BPFDoor è un malware backdoor che è attivo almeno dal 2017, ma è stato scoperto dai ricercatori di sicurezza solo un anno fa. Il malware ha preso il nome dall’uso del “Berkeley Packet Filter” (BPF) visto che ha una serie di funzionalità al suo interno che consentono di aggirare le restrizioni del firewall sul traffico in entrata.
BPFDoor è progettato per consentire agli aggressori di rimanere a lungo nei sistemi Linux compromessi, senza essere rilevati. Fino al 2022, il malware utilizzava la crittografia RC4, Bind Shell e IPtables per comunicare, mentre i comandi e i nomi dei file erano hardcoded. Un’opzione più recente, analizzata da Deep Instinct, include la crittografia della libreria statica, la comunicazione tramite reverse shell e l’invio dei comandi al server C2.
Incorporando la crittografia in una libreria statica, gli sviluppatori del malware hanno ottenuto maggiore offuscamento rimuovendo la dipendenza dalle librerie esterne come quella con l’algoritmo di crittografia RC4.
Inoltre, la rimozione di comandi hardcoded riduce la possibilità che il software antivirus rilevi il malware utilizzando l’analisi statica, come il rilevamento basato sulla firma. In teoria, questo gli conferisce anche maggiore flessibilità supportando un insieme più diversificato di comandi.

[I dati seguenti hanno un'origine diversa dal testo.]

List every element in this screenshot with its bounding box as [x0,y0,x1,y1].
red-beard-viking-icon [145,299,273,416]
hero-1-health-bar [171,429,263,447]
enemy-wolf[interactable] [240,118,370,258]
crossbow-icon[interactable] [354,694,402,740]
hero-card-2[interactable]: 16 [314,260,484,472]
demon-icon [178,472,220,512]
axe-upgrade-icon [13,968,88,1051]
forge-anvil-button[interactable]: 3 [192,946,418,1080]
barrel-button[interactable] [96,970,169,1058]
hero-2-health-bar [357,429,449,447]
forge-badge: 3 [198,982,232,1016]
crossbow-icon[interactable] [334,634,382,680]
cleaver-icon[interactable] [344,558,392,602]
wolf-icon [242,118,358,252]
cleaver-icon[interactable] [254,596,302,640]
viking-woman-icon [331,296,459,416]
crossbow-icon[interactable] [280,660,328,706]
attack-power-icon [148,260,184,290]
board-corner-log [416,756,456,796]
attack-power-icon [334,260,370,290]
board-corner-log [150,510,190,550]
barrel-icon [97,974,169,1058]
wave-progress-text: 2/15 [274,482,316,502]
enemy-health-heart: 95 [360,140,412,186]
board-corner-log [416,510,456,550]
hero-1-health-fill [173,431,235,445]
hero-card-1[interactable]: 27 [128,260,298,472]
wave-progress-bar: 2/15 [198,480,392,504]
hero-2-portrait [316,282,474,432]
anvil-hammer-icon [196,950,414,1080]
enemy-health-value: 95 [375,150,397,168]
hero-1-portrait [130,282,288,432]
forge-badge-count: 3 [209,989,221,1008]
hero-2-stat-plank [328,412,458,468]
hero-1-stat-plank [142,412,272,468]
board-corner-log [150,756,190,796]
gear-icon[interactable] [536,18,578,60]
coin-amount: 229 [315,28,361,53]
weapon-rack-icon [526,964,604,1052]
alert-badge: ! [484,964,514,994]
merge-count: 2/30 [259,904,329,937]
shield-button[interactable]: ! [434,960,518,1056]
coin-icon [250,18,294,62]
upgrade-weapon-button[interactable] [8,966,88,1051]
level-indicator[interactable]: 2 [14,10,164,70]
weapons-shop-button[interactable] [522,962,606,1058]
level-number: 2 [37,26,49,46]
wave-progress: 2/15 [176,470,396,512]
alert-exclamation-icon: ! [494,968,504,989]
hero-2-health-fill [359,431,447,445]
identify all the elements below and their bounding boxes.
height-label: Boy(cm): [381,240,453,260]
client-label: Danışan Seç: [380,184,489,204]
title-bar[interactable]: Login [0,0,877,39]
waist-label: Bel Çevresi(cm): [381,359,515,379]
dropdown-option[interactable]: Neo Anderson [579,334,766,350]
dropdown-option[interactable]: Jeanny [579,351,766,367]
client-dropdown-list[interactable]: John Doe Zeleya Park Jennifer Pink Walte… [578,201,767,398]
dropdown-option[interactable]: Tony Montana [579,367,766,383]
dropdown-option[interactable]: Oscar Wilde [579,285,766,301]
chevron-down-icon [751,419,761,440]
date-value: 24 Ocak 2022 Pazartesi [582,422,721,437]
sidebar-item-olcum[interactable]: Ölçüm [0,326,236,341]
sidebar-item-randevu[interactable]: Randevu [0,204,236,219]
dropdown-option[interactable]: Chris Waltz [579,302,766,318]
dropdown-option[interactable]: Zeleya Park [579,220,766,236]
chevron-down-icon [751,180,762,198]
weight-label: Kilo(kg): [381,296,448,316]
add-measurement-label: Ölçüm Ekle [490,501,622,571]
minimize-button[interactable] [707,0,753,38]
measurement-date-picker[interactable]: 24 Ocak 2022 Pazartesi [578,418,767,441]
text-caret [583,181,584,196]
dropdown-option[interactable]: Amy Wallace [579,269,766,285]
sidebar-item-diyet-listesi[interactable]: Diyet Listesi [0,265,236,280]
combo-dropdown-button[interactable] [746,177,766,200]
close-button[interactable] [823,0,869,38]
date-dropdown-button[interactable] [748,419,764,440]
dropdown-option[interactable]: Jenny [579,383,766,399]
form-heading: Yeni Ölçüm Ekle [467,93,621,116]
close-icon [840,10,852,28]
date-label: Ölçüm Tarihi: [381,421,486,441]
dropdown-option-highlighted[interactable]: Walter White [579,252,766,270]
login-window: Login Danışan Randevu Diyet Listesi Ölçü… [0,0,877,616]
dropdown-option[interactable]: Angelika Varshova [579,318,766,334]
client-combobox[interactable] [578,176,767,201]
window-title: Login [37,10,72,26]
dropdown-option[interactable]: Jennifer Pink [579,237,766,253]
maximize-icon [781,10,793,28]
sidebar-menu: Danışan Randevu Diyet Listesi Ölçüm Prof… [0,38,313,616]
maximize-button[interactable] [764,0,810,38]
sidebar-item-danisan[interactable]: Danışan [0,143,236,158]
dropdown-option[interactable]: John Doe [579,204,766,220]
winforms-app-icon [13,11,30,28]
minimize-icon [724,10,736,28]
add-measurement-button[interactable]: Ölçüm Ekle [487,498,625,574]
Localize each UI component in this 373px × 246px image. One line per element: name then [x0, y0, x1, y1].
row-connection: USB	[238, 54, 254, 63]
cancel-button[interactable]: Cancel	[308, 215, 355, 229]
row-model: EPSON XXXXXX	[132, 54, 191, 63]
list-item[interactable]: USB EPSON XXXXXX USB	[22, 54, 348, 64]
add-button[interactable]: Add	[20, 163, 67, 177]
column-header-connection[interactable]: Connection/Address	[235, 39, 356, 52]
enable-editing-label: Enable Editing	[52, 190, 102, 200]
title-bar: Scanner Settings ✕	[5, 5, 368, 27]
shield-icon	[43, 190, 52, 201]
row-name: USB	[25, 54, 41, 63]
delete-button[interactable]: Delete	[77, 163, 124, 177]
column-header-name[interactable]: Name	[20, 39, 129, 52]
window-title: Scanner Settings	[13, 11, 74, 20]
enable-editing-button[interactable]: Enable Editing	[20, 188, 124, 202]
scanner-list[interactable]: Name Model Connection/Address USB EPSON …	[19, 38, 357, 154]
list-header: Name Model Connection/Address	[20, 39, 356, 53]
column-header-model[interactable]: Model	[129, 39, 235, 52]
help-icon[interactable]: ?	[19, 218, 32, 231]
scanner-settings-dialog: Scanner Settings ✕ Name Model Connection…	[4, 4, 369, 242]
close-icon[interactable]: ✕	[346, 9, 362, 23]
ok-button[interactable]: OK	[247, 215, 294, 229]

Il malware alloca un buffer di memoria e crea uno sniffing socket che verrà utilizzato per monitorare il traffico in entrata per la sequenza di byte “magica” («\x44\x30\xCD\x9F\x5E\x14\x27\x66»). A questo punto, BPFDoor connette il Berkley Packet Filter al socket per leggere solo il traffico UDP, TCP e SCTP sulle porte 22 (ssh), 80 (HTTP) e 443 (HTTPS).
Eventuali restrizioni del firewall presenti su una macchina compromessa non influiranno sull’attività del malware perché BPFDoor opera a un livello così basso da non essere applicabile. “Quando BPFdoor trova un pacchetto nel traffico filtrato che contiene i suoi byte “magici”, lo tratta come un messaggio del suo operatore, analizza i due campi e esegue nuovamente il fork”, spiega Deep Instinct.
BPFDoor rimane altamente invisibile, quindi gli amministratori di sistema possono fare affidamento solo sul monitoraggio proattivo del traffico e dei registri di rete utilizzando prodotti di sicurezza degli endpoint all’avanguardia e controllando l’integrità del file “/var/run/initd.lock”.
Inoltre, un rapporto CrowdStrike del maggio 2022 evidenzia che BPFDoor ha sfruttato la vulnerabilità del 2019 per fornire resilienza sui sistemi mirati, quindi l’applicazione degli aggiornamenti di sicurezza disponibili è sempre una strategia importante contro tutti i tipi di malware.